Group differences in the mPFC. Elite Adventure Racers showed decreased activation in the right mPFC during emotion face processing.

Group-by-face interactions

There were no group-by-face interactions (P > 0.05), i.e. Adventure Racers did not process fear, anger or happy faces differently than comparison subjects.

Brain–behavior relationships

There were significant correlations between degree of activation and individual differences characteristics. Specifically, higher levels of experience seeking and boredom susceptibility were positively correlated with activity in the right insula during the emotion processing task (r= 0.51, P< 0.05; r = 0.45, P< 0.05) (Figure 7). In addition, individuals with higher perseverance scores showed relatively lower activation levels in the mPFC (r = −0.53, P< 0.05) (Figure 8).

Fig. 7.

Fig. 7

Relationship between sensation seeking and right insula activity. Higher levels of experience seeking and boredom susceptibility were positively correlated with activity in the right insula during the emotion processing task.

Fig. 8.

Fig. 8

Relationship between perseverance and mPFC activity. Individuals with higher perseverance scores showed relatively lower activation in the right mPFC.

DISCUSSION

This study examined neural substrates that mediate a distinct aspect of interoception, namely the processing of internal sensations that arise during recognition of emotion in others, in elite Adventure Racer athletes. These individuals showed increased activation in right insula (INS), left amygdala, dorsal anterior cingulate cortex and reduced activation in right mPFC. In addition, several brain–behavior relationships emerged. Greater perseverance was associated with lower activation in the mPFC, and higher levels of boredom susceptibility and sensation seeking were associated with increased right insula activation. This pattern of results suggests altered activation in substrates underlying recognition of emotions in others may be an indicator of those who operate well in groups in high-stress situations.

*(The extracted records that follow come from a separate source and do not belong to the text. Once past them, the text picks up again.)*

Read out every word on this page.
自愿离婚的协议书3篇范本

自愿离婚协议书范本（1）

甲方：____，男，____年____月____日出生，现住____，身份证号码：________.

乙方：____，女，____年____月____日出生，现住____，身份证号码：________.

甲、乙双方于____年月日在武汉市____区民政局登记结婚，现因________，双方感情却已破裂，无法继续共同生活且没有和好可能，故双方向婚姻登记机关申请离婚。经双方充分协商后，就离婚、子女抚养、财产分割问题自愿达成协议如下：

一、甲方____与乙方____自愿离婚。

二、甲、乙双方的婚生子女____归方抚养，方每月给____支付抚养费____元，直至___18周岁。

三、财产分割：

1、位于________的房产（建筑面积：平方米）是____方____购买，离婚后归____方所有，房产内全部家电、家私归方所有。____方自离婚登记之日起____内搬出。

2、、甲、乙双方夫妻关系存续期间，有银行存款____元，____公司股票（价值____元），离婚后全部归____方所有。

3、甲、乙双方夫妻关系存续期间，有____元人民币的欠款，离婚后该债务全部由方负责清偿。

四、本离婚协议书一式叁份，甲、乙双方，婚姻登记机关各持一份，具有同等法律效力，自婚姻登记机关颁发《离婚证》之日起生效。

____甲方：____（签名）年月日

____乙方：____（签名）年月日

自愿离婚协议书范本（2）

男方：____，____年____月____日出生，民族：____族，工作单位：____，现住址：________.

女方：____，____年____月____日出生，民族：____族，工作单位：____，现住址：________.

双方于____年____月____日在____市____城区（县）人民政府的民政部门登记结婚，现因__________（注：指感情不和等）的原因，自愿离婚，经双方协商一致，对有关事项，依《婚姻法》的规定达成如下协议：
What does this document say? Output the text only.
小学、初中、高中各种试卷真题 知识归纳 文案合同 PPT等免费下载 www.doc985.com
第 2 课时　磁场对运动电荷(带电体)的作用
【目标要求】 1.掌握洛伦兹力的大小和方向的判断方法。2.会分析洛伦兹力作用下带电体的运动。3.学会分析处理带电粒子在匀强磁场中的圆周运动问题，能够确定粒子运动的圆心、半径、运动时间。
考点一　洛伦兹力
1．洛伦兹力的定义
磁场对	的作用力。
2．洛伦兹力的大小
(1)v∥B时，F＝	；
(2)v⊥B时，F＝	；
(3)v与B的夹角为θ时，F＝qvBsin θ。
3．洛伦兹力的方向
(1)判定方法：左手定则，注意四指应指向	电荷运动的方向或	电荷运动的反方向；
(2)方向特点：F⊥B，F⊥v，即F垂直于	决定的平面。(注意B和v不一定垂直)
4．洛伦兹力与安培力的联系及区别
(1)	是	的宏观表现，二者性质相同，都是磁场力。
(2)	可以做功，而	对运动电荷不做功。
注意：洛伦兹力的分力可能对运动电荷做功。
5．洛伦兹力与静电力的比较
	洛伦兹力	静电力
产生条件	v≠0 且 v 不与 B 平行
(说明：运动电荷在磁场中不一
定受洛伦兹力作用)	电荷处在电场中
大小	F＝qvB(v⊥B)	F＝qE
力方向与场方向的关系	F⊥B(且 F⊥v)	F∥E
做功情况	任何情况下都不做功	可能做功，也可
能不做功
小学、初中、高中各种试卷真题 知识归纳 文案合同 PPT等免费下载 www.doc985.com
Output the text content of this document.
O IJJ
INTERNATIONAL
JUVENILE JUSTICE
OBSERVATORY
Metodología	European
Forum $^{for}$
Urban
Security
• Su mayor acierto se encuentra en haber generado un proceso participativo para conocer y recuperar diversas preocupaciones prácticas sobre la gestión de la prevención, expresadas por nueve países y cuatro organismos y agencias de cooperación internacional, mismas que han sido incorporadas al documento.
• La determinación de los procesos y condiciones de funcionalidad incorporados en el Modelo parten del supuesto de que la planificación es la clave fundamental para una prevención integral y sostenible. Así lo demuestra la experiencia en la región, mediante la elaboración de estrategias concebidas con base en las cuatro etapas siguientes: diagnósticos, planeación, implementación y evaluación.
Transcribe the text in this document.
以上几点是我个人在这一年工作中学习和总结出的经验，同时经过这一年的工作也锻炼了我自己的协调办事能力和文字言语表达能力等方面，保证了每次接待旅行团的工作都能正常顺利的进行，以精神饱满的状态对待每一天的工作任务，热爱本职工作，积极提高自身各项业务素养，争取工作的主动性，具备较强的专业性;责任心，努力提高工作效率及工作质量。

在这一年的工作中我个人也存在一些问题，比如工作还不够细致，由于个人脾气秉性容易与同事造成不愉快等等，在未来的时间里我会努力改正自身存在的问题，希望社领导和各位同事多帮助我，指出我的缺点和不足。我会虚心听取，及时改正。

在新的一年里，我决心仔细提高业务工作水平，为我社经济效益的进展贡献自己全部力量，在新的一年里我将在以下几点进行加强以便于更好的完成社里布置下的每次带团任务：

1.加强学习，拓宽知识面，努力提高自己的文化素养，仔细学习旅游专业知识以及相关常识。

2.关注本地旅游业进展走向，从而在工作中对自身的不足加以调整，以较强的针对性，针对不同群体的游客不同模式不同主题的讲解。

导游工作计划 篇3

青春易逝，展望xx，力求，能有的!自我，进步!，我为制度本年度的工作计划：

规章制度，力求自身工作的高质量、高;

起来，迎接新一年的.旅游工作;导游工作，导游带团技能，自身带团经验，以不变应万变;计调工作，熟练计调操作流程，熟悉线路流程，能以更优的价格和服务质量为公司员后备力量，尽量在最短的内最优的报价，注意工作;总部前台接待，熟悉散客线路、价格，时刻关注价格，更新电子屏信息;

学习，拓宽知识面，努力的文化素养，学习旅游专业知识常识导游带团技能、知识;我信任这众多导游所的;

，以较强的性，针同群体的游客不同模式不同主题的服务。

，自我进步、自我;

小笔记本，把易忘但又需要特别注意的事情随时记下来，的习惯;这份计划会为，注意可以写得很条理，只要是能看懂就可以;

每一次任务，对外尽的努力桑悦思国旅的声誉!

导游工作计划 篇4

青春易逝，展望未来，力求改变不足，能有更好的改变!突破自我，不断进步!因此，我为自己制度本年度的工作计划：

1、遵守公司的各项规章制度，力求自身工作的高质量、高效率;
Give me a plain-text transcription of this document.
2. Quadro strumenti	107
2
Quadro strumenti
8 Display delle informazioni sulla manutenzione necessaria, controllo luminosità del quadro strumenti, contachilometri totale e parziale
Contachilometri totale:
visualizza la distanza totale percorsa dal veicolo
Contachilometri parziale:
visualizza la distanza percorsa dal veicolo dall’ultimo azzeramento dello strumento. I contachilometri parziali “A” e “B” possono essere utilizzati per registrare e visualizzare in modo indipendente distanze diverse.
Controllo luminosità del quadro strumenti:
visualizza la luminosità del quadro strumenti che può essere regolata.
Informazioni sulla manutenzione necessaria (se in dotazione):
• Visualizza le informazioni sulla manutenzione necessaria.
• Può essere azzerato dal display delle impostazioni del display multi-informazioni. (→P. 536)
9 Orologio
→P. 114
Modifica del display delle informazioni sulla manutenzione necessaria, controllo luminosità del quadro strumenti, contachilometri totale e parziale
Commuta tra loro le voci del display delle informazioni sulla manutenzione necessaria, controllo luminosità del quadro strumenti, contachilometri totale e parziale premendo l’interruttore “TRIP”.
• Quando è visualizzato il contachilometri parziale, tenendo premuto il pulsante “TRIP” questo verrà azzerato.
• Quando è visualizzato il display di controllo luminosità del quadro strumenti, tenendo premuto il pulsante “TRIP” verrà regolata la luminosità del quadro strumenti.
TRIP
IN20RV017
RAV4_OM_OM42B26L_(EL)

These results replicate previous findings showing differential insula activation in elite military personnel (Paulus et al., 2010), and extends those results to team-based athletes who operate in a different type of high-magnitude, high-risk and stress. Similarly, others have found that activity in right insula differentiated high and low trait resilient individuals when anticipating threat (Waugh et al., 2008). Right insula activation while viewing emotional faces has been interpreted as the ‘gut reaction’ to the face (Adolphs, 2002; Craig, 2002). Within that context, results from two separate studies of elite performers who operate in teams suggests that these groups allocate more processing resources to the initial reactions from the internal sensations generated by recognition of emotional states in others (Paulus et al., 2010; Simmons et al., 2012). In particular, right insula activation may be responsible for the re-representation of the state of the body that is critical for predicting how emotional states will alter decision-making to enhance survival, consistent with our model of performance (Paulus et al., 2009) and Damasio’s somatic marker hypothesis (Damasio, 1996). Hereby replicating this finding in another sample of elite performers suggests that increased right insula activation may be a neural marker of an optimal response to emotion for group-based performance. Moreover, right insula activation was associated with higher self-report of experience seeking and disinhibition which suggests that the most outgoing individuals also allocated the most processing resources toward integrating the emotional state of others with how they feel internally. What remains untested is whether this is an effect of training for adventure races, a more general adaptation related to optimal performance in highly stressful circumstances, or a characteristic that elite Adventure Racers are born with.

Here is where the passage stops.